Iranian negotiators and representatives of the so-called P5+1 group of world powers resume talks in Vienna on Tuesday for the second time since November, seeking to transform an interim deal into a long-lasting agreement by July 20.
According to Iranian media, the latest talks will wrap up on Wednesday, a day before Iran celebrates the Persian New Year.
Under November’s interim deal, Tehran froze certain nuclear activities for six months in exchange for relief from punishing sanctions hitting its economy.
Sensitive issues must be resolved before a comprehensive agreement can be struck, a deal that would allay Western suspicions that Iran’s nuclear programme masks a military objective, despite repeated denials.
These include the scope of Iran’s enrichment programme and Western demands that its bunkered Fordo uranium enrichment site be closed, along with the Arak heavy-water reactor.
The unfinished Arak site, which Iran says will be used for research, could theoretically provide Tehran with an alternative route to an atom bomb.
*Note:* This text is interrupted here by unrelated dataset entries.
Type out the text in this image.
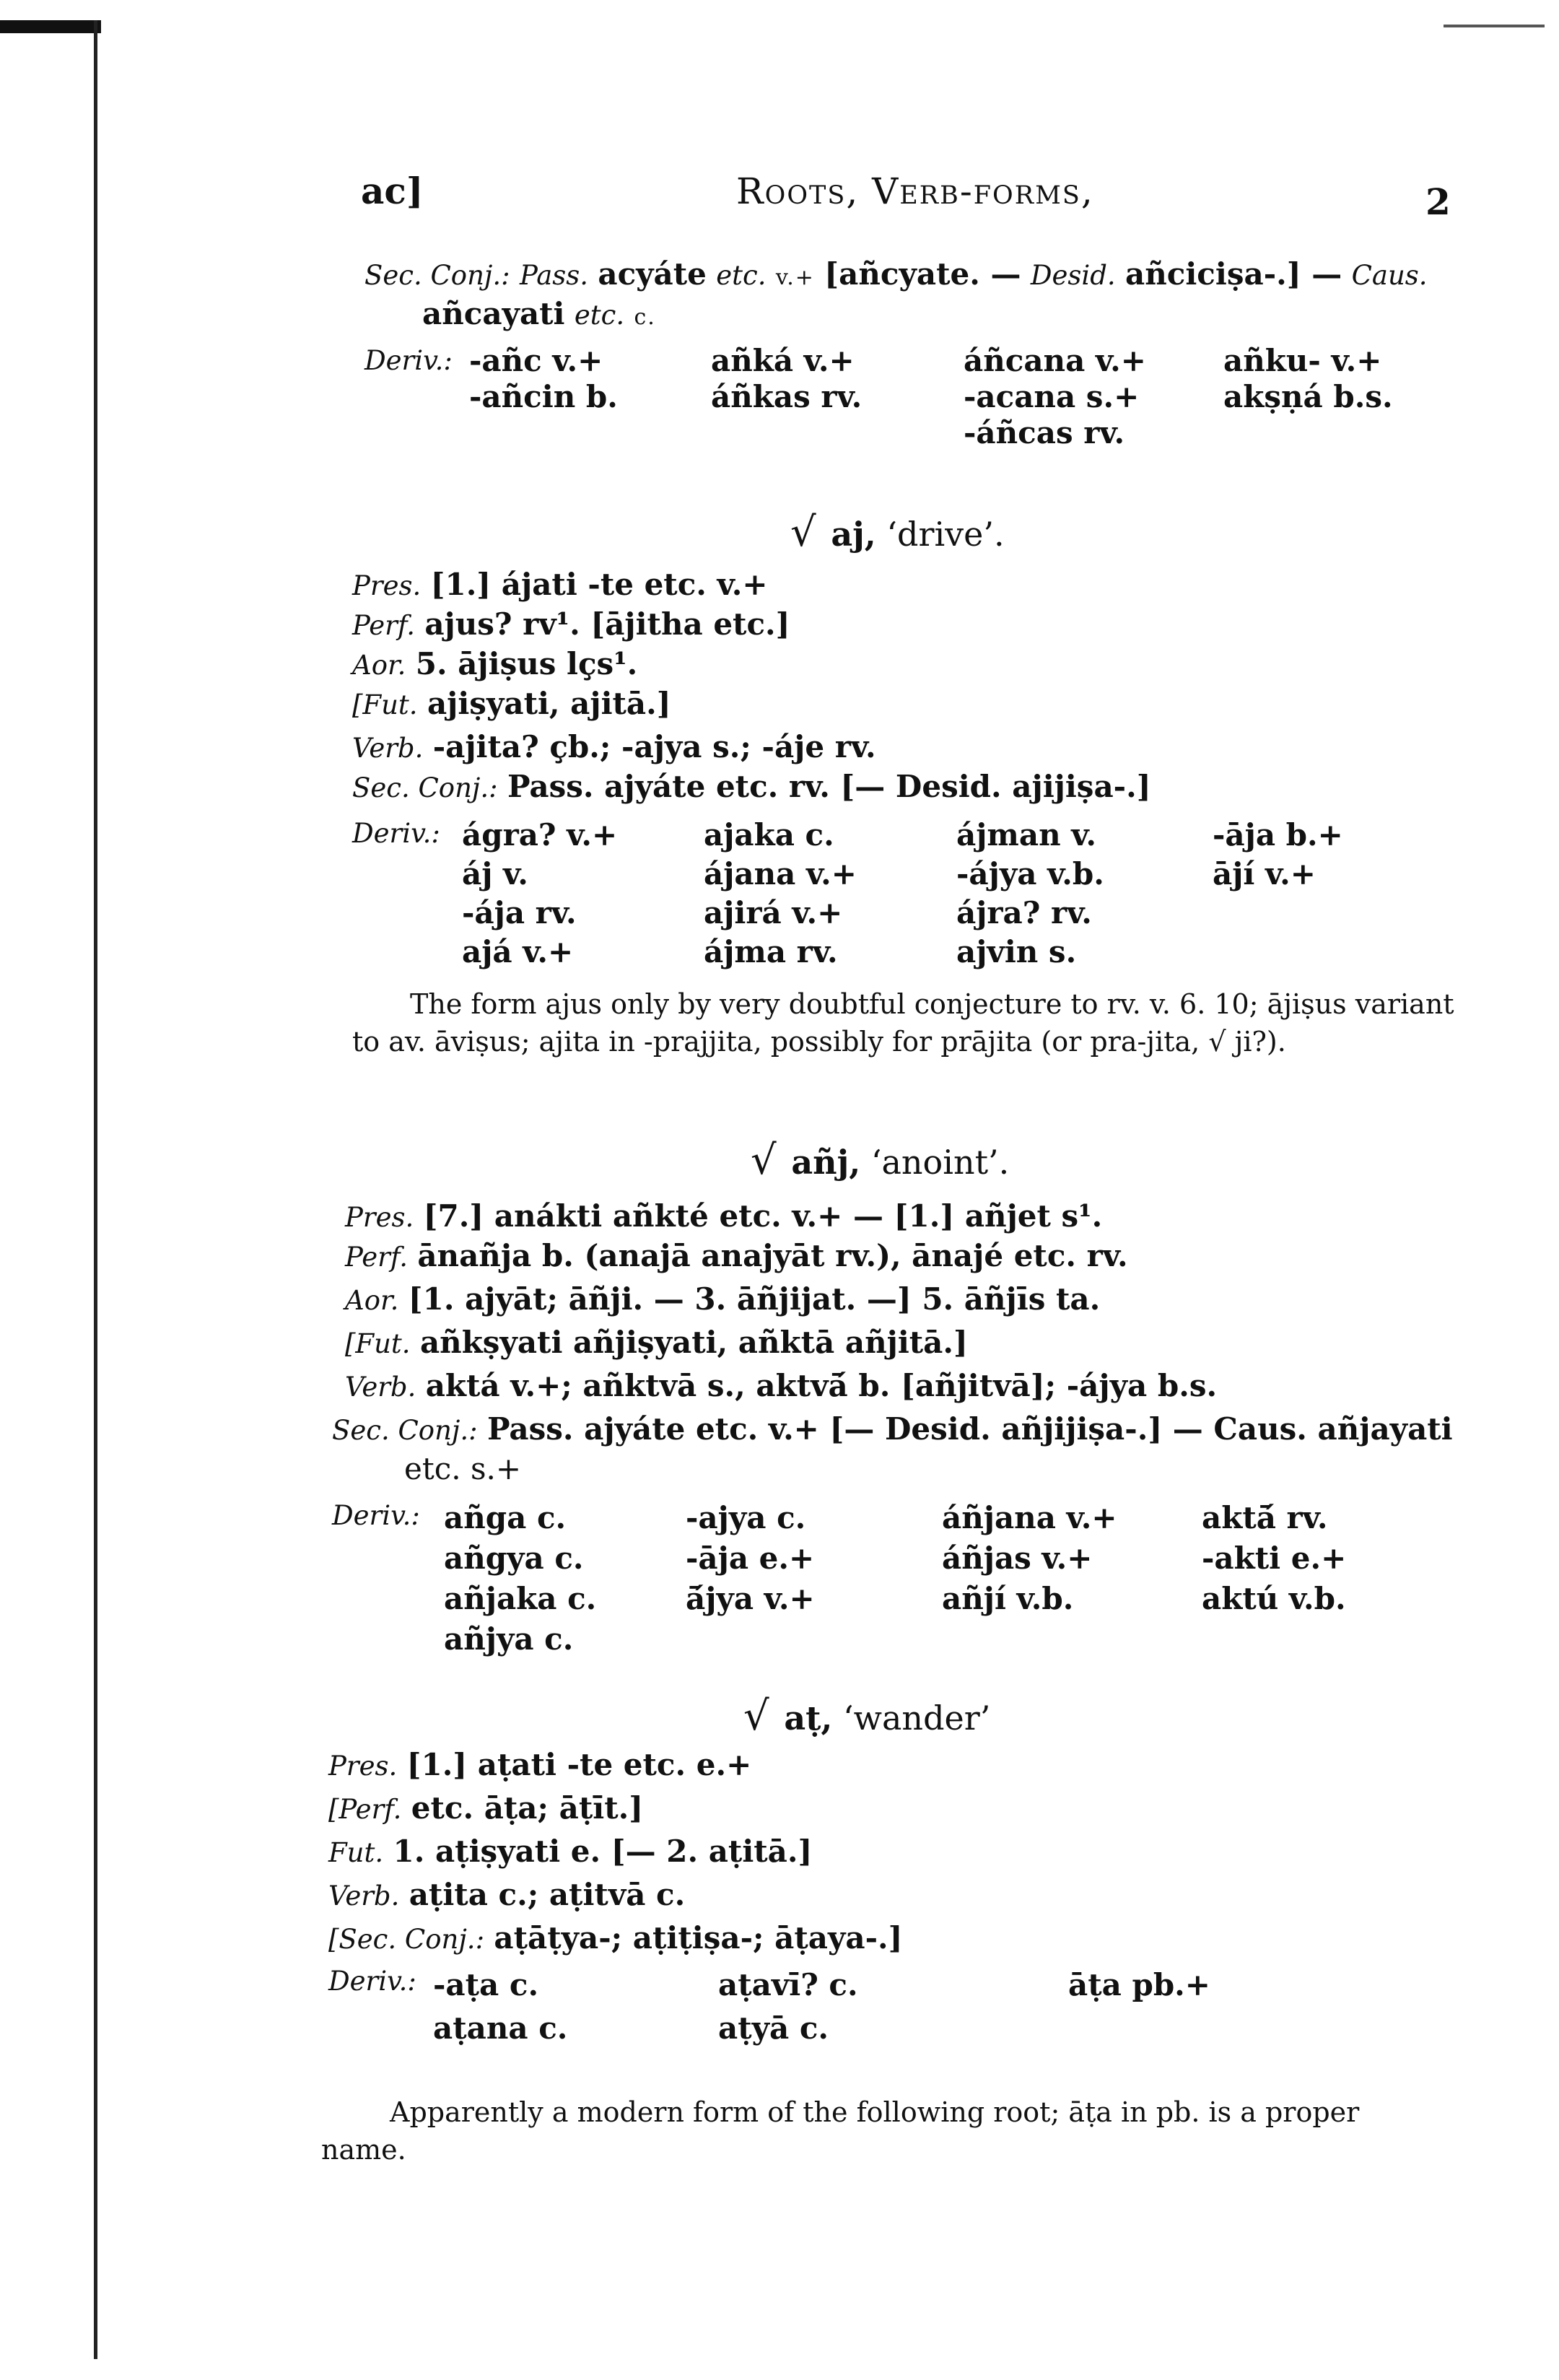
ac]	Roots, Verb-forms,	2
Sec. Conj.: Pass. acyáte etc. v.+ [añcyate. — Desid. añciciṣa-.] — Caus.
añcayati etc. c.
Deriv.: -añc v.+
-añcin b.
añká v.+
áñkas rv.
áñcana v.+
-acana s.+
-áñcas rv.
añku- v.+
akṣṇá b.s.
√ aj, ‘drive’.
Pres. [1.] ájati -te etc. v.+
Perf. ajus? rv¹. [ājitha etc.]
Aor. 5. ājiṣus lçs¹.
[Fut. ajiṣyati, ajitā.]
Verb. -ajita? çb.; -ajya s.; -áje rv.
Sec. Conj.: Pass. ajyáte etc. rv. [— Desid. ajijiṣa-.]
Deriv.: ágra? v.+
áj v.
-ája rv.
ajá v.+
ajaka c.
ájana v.+
ajirá v.+
ájma rv.
ájman v.
-ájya v.b.
ájra? rv.
ajvin s.
-āja b.+
ājí v.+
The form ajus only by very doubtful conjecture to rv. v. 6. 10; ājiṣus variant to av. āviṣus; ajita in -prajjita, possibly for prājita (or pra-jita, √ ji?).
√ añj, ‘anoint’.
Pres. [7.] anákti añkté etc. v.+ — [1.] añjet s¹.
Perf. ānañja b. (anajā anajyāt rv.), ānajé etc. rv.
Aor. [1. ajyāt; āñji. — 3. āñjijat. —] 5. āñjīs ta.
[Fut. añkṣyati añjiṣyati, añktā añjitā.]
Verb. aktá v.+; añktvā s., aktvā́ b. [añjitvā]; -ájya b.s.
Sec. Conj.: Pass. ajyáte etc. v.+ [— Desid. añjijiṣa-.] — Caus. añjayati
etc. s.+
Deriv.: añga c.
añgya c.
añjaka c.
añjya c.
-ajya c.
-āja e.+
ā́jya v.+
áñjana v.+
áñjas v.+
añjí v.b.
aktā́ rv.
-akti e.+
aktú v.b.
√ aṭ, ‘wander’
Pres. [1.] aṭati -te etc. e.+
[Perf. etc. āṭa; āṭīt.]
Fut. 1. aṭiṣyati e. [— 2. aṭitā.]
Verb. aṭita c.; aṭitvā c.
[Sec. Conj.: aṭāṭya-; aṭiṭiṣa-; āṭaya-.]
Deriv.: -aṭa c.
aṭana c.
aṭavī? c.
aṭyā c.
āṭa pb.+
Apparently a modern form of the following root; āṭa in pb. is a proper name.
In Tehran, more than half of Iran’s 290-member parliament issued a statement on Sunday warning against “any restrictions on research-related activities”, particularly Arak and uranium enrichment.
They also said Iran’s “defence issues, including the missile programme” — which could provide Tehran with a device to deliver a nuclear warhead — should not be discussed in negotiations with the P5+1.
The group — the United States, Britain, France, China and Russia plus Germany — is seeking to pressure Iran over its ballistic missile programme as part of a comprehensive deal.
Final decisions on key affairs of state, including Iran’s nuclear drive and its missile programme, rest with the ultimate authority, supreme leader Ayatollah Ali Khamenei.
An official in Khamenei’s office and former parliament speaker, Ali Akbar Nateq Nouri, said at the weekend Khamenei was kept appraised of “minute details of the negotiations” by the foreign ministry, the Jomhuri Eslami daily reported.
Khamenei is sceptical about a lasting deal. He said in February that the talks would “go nowhere”, but that he was not against trying to reach an agreement.